The analysis was performed using real word data with different types of medication that may have different efficacies when evaluating viral suppression. Host immunological changes causing viral suppression, or the development of antiviral resistance while on medication could have influenced findings of undetectable viral load or viral breakthrough over and above medication adherence. This study was not powered to detect association with MPR and adverse outcomes including mortality as has been previously described in HIV therapy; this is in part due to the differing natural history of HBV and HIV, with very different time lines to attributable mortality off treatment.

Poor adherence is a challenge for health systems and all chronic diseases and there are few interventions that have been successful in improving adherence [17, 28]. Long term antiviral treatment for hepatitis B requires regular assessment of adherence by clinicians in a non-judgmental atmosphere [17]. Health systems need to enable ease of supply of medication, affordability of treatment and consistent practitioners that have a chance to build trust, knowledge and assist when they have challenges that may impact on adherence [13, 29].

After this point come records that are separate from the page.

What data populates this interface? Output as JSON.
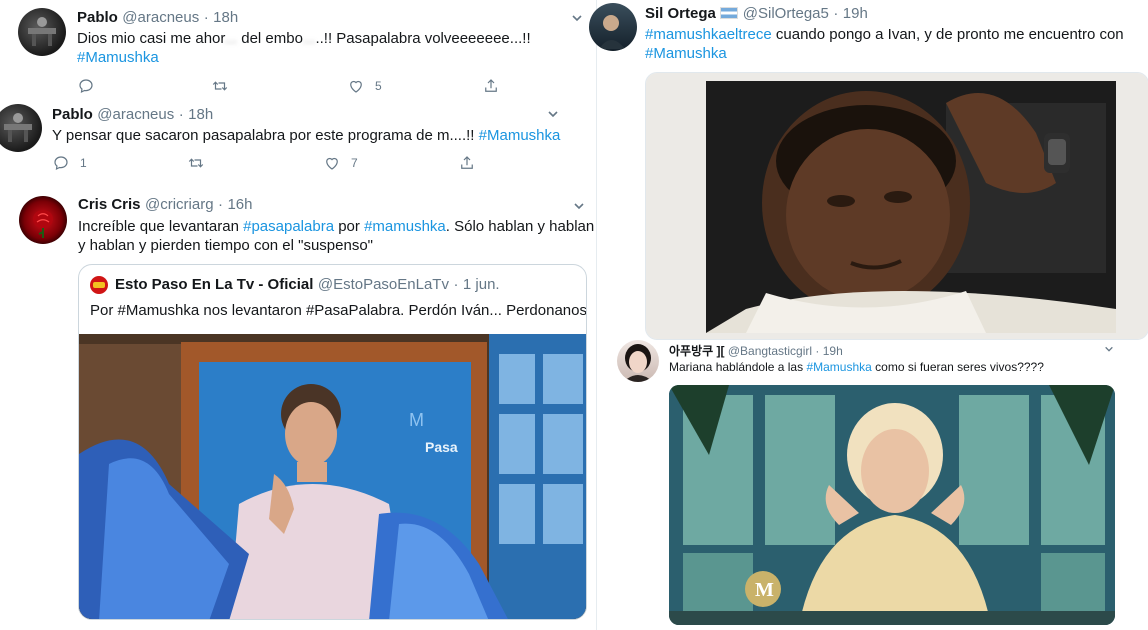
{
  "tweets": [
    {
      "name": "Pablo",
      "handle": "@aracneus",
      "time": "18h",
      "text_pre": "Dios mio casi me ahor",
      "text_blur": "...",
      "text_mid": " del embo",
      "text_blur2": "...",
      "text_post": "..!! Pasapalabra volveeeeeee...!!",
      "hashtag": "#Mamushka",
      "reply_count": "",
      "retweet_count": "",
      "like_count": "5"
    },
    {
      "name": "Pablo",
      "handle": "@aracneus",
      "time": "18h",
      "text": "Y pensar que sacaron pasapalabra por este programa de m....!! ",
      "hashtag": "#Mamushka",
      "reply_count": "1",
      "retweet_count": "",
      "like_count": "7"
    },
    {
      "name": "Cris Cris",
      "handle": "@cricriarg",
      "time": "16h",
      "line1_a": "Increíble que levantaran ",
      "line1_h1": "#pasapalabra",
      "line1_b": " por ",
      "line1_h2": "#mamushka",
      "line1_c": ". Sólo hablan y hablan",
      "line2": "y hablan y pierden tiempo con el \"suspenso\"",
      "quote": {
        "name": "Esto Paso En La Tv - Oficial",
        "handle": "@EstoPasoEnLaTv",
        "date": "1 jun.",
        "text": "Por #Mamushka nos levantaron #PasaPalabra. Perdón Iván... Perdonanos",
        "screen_text_a": "M",
        "screen_text_b": "Pasa"
      }
    }
  ],
  "right": {
    "tweet1": {
      "name": "Sil Ortega",
      "handle": "@SilOrtega5",
      "time": "19h",
      "hashtag": "#mamushkaeltrece",
      "text": " cuando pongo a Ivan, y de pronto me encuentro con",
      "hashtag2": "#Mamushka"
    },
    "tweet2": {
      "name": "아푸방쿠 ][",
      "handle": "@Bangtasticgirl",
      "time": "19h",
      "text_a": "Mariana hablándole a las ",
      "hashtag": "#Mamushka",
      "text_b": " como si fueran seres vivos????",
      "logo_text": "M"
    }
  },
  "colors": {
    "link": "#1b95e0",
    "secondary": "#657786",
    "border": "#e6ecf0"
  }
}
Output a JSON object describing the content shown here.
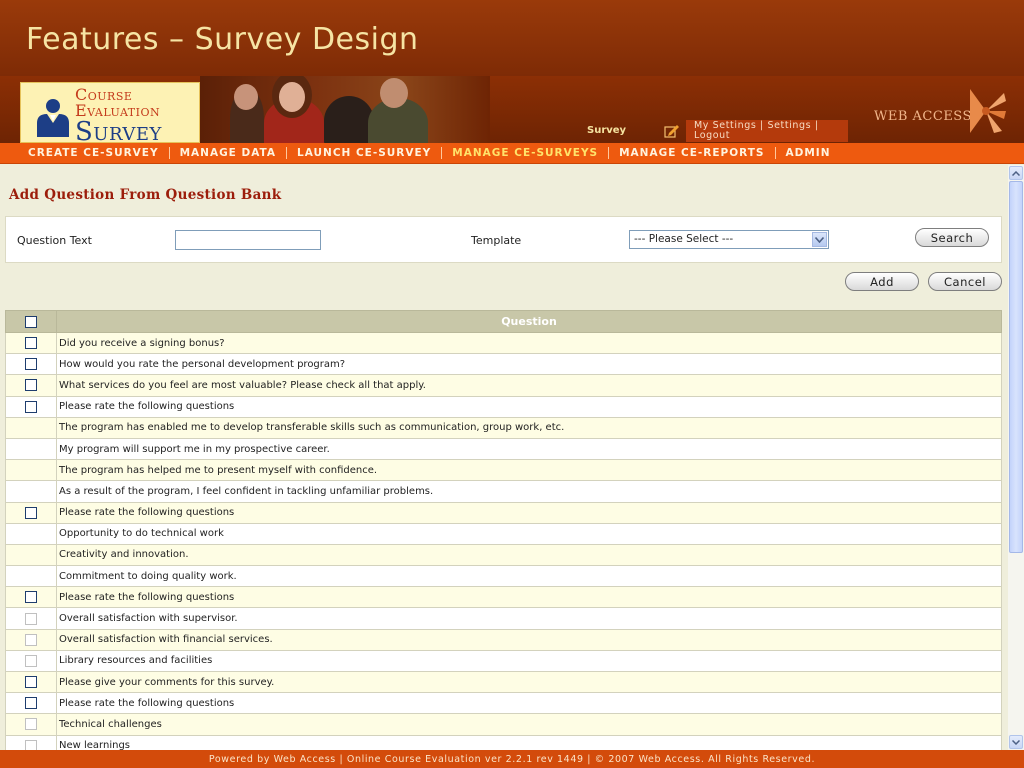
{
  "header": {
    "title": "Features – Survey Design"
  },
  "logo": {
    "line1": "Course",
    "line2": "Evaluation",
    "line3": "Survey"
  },
  "banner": {
    "survey_label": "Survey",
    "my_settings": "My Settings",
    "settings": "Settings",
    "logout": "Logout",
    "brand": "WEB ACCESS"
  },
  "nav": {
    "items": [
      {
        "label": "CREATE CE-SURVEY"
      },
      {
        "label": "MANAGE DATA"
      },
      {
        "label": "LAUNCH CE-SURVEY"
      },
      {
        "label": "MANAGE CE-SURVEYS"
      },
      {
        "label": "MANAGE CE-REPORTS"
      },
      {
        "label": "ADMIN"
      }
    ],
    "active_index": 3
  },
  "page": {
    "title": "Add Question From Question Bank",
    "question_text_label": "Question Text",
    "question_text_value": "",
    "template_label": "Template",
    "template_selected": "--- Please Select ---",
    "search_label": "Search",
    "add_label": "Add",
    "cancel_label": "Cancel"
  },
  "table": {
    "header": "Question",
    "rows": [
      {
        "text": "Did you receive a signing bonus?",
        "checkbox": "active"
      },
      {
        "text": "How would you rate the personal development program?",
        "checkbox": "active"
      },
      {
        "text": "What services do you feel are most valuable? Please check all that apply.",
        "checkbox": "active"
      },
      {
        "text": "Please rate the following questions",
        "checkbox": "active"
      },
      {
        "text": "The program has enabled me to develop transferable skills such as communication, group work, etc.",
        "checkbox": "none"
      },
      {
        "text": "My program will support me in my prospective career.",
        "checkbox": "none"
      },
      {
        "text": "The program has helped me to present myself with confidence.",
        "checkbox": "none"
      },
      {
        "text": "As a result of the program, I feel confident in tackling unfamiliar problems.",
        "checkbox": "none"
      },
      {
        "text": "Please rate the following questions",
        "checkbox": "active"
      },
      {
        "text": "Opportunity to do technical work",
        "checkbox": "none"
      },
      {
        "text": "Creativity and innovation.",
        "checkbox": "none"
      },
      {
        "text": "Commitment to doing quality work.",
        "checkbox": "none"
      },
      {
        "text": "Please rate the following questions",
        "checkbox": "active"
      },
      {
        "text": "Overall satisfaction with supervisor.",
        "checkbox": "disabled"
      },
      {
        "text": "Overall satisfaction with financial services.",
        "checkbox": "disabled"
      },
      {
        "text": "Library resources and facilities",
        "checkbox": "disabled"
      },
      {
        "text": "Please give your comments for this survey.",
        "checkbox": "active"
      },
      {
        "text": "Please rate the following questions",
        "checkbox": "active"
      },
      {
        "text": "Technical challenges",
        "checkbox": "disabled"
      },
      {
        "text": "New learnings",
        "checkbox": "disabled"
      }
    ]
  },
  "footer": {
    "text": "Powered by Web Access | Online Course Evaluation ver 2.2.1 rev 1449 | © 2007 Web Access. All Rights Reserved."
  },
  "colors": {
    "title_bg": "#8a3008",
    "nav_bg": "#ee5a0f",
    "nav_active": "#ffe36a",
    "page_title": "#9c1d0b",
    "row_odd": "#fefde4",
    "footer_bg": "#d34b0b"
  }
}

Maximising outcomes for people living with CHB must include regular assessment of adherence and a focus on maximising good outcomes for people living with CHB. Adherence interventions have been rarely trialled in CHB and there is a need to explore further barriers faced by individuals and then design and implement appropriate interventions to assist the one in every five patients who have poor adherence [13].

Conclusion

This study demonstrated that MPR is a useful measure to use to assess risk of poor viral outcomes. There is evidence for the 90% threshold commonly used to assess adherence, however there is a dose response relationship that must be considered in risk reduction. As we move towards increasing the number of people on treatment both in Australia and worldwide, evaluating hepatitis B viral suppression in multi centre or population-level data, and trialling systems improvement to enhance adherence will be increasingly important for achieving better health outcomes for people living with chronic hepatitis B.